Two news stories from the weekend highlight food fraud occurring locally in Oz and in China.
One involves fish and the other involves meat.
50% of fish sold in Australia is Not What is Seems
The first story reported that 50% of fish sold in Australia is not the species named on the label or tin. The concerning thing for me is I thought there were regulations around this that prevented this from happening. I was wrong!
Retailers and restauranteurs in Australia have no legal obligations to accurately advertise the fish they serve.

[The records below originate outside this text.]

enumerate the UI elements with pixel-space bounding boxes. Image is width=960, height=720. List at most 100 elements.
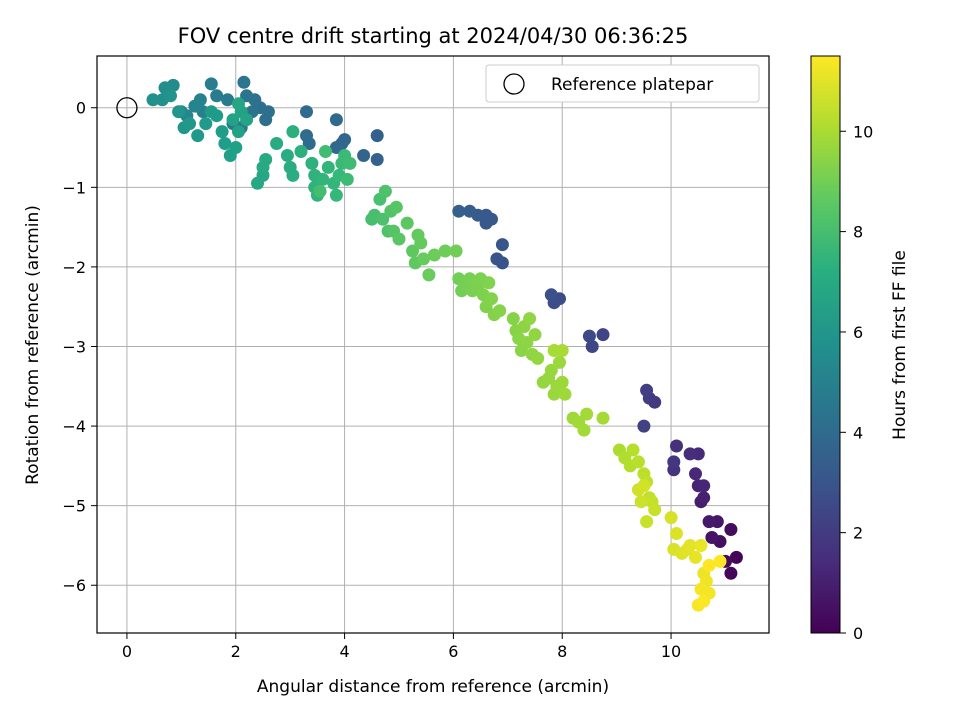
data-point [417, 252, 430, 266]
data-point [544, 288, 558, 302]
data-point [321, 160, 335, 174]
data-point [414, 236, 428, 250]
data-point [392, 232, 406, 246]
x-tick-label: 6 [448, 642, 458, 661]
x-tick-label: 0 [122, 642, 132, 661]
data-point [667, 455, 681, 469]
data-point [280, 149, 294, 162]
data-point [528, 328, 542, 342]
data-point [188, 99, 202, 113]
data-point [370, 129, 384, 143]
data-point [452, 204, 466, 218]
data-point [319, 145, 332, 158]
colorbar-label: Hours from first FF file [890, 250, 910, 440]
data-point [694, 539, 708, 552]
data-point [713, 554, 727, 568]
data-point [580, 407, 594, 421]
x-tick-label: 4 [339, 642, 349, 661]
data-point [531, 351, 545, 365]
data-point [164, 89, 177, 103]
data-point [724, 523, 738, 536]
data-point [490, 252, 504, 266]
data-point [697, 594, 711, 608]
data-point [370, 153, 384, 166]
y-tick-label: −6 [62, 576, 86, 595]
data-point [232, 125, 245, 139]
data-point [329, 141, 343, 154]
data-point [286, 125, 300, 139]
data-point [631, 455, 645, 469]
data-point [210, 89, 224, 103]
data-point [697, 479, 711, 493]
data-point [313, 184, 327, 198]
data-point [523, 312, 537, 326]
y-axis-ticks: 0 −1 −2 −3 −4 −5 −6 [62, 99, 97, 595]
y-tick-label: −4 [62, 417, 86, 436]
colorbar-tick-label: 4 [853, 423, 863, 442]
data-point [406, 244, 420, 258]
data-point [389, 200, 403, 214]
data-point [596, 411, 610, 425]
data-point [183, 117, 196, 131]
data-point [400, 216, 414, 230]
x-tick-label: 2 [231, 642, 241, 661]
data-point [495, 238, 509, 252]
data-point [449, 244, 463, 258]
data-point [724, 566, 738, 580]
legend-box [485, 64, 760, 103]
data-points [146, 75, 743, 612]
data-point [270, 137, 284, 150]
data-point [251, 176, 264, 190]
data-point [506, 312, 520, 326]
data-point [520, 336, 534, 349]
x-axis-label: Angular distance from reference (arcmin) [257, 677, 609, 697]
data-point [218, 137, 232, 150]
data-point [237, 75, 251, 89]
data-point [582, 329, 596, 343]
data-point [634, 495, 648, 509]
reference-platepar-marker [116, 97, 138, 119]
data-point [232, 97, 245, 111]
data-point [422, 268, 436, 282]
colorbar-tick-label: 8 [853, 223, 863, 242]
data-point [300, 129, 313, 143]
data-point [585, 340, 599, 353]
data-point [215, 125, 229, 139]
data-point [544, 363, 558, 377]
legend: Reference platepar [485, 64, 760, 103]
data-point [340, 172, 354, 186]
data-point [357, 149, 371, 162]
data-point [427, 248, 441, 262]
data-point [226, 113, 240, 127]
data-point [240, 89, 254, 103]
colorbar-tick-label: 10 [853, 122, 873, 141]
colorbar-tick-label: 6 [853, 323, 863, 342]
data-point [640, 515, 654, 529]
data-point [210, 109, 224, 123]
data-point [204, 77, 218, 91]
data-point [705, 531, 719, 544]
data-point [637, 479, 651, 493]
data-point [191, 129, 205, 143]
data-point [648, 503, 662, 517]
legend-label: Reference platepar [551, 75, 713, 95]
data-point [637, 419, 651, 433]
data-point [485, 292, 498, 306]
data-point [493, 304, 507, 318]
data-point [229, 141, 243, 154]
chart-title: FOV centre drift starting at 2024/04/30 … [178, 24, 689, 48]
data-point [553, 355, 566, 369]
data-point [316, 172, 330, 186]
colorbar-tick-label: 0 [853, 624, 863, 643]
colorbar-gradient [810, 55, 841, 634]
data-point [694, 582, 708, 596]
data-point [697, 491, 711, 505]
x-tick-label: 10 [661, 642, 681, 661]
data-point [689, 467, 702, 481]
x-axis-ticks: 0 2 4 6 8 10 [122, 633, 681, 661]
data-point [640, 383, 654, 397]
data-point [376, 212, 390, 226]
data-point [596, 328, 610, 342]
data-point [438, 244, 452, 258]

In fact, correctly labelling seafood is voluntary under the Australian Fish Name Standard.
Another concerning issue is that when the evidence was presented the evidence to the regulators ACCC, Food Standards Australia and New Zealand (FSANZ) and the NSW Food Authority with its findings. The ACCC referred the issue to FSANZ and FSANZ referred the issue to the ACCC. I guess it was pass the parcel till the music stops.
50% of Australia beef sold in China Could Be Fake
The second news story involves almost the same statistic. Every second kilo of Oz beef sold to shoppers in China could be fake.
It takes a lot of effort to grow beef in Australia. Then to have that effort wasted with fraud in the distribution channel in China is really concerning.
Obviously transparency is needed and some people are looking at blockchain to help resolve it.
The weak link is surprisingly the label on the product.
"The weakest link in the chain is not blockchain or any technology, the weakest link is the piece of sticky tape that puts the label on the package."
So all the food safety management systems we have put in place locally (in Australia) could all be a waste of time.
Insiders are concerned. There is an “illusion of traceability”. For some like PwC agribusiness leader Craig Heraghty, it’s a worrying trend.
This is a serious threat to our food safety management systems. If we can’t prove traceability securely enough then jurisdictions will fight back and make our jobs tougher.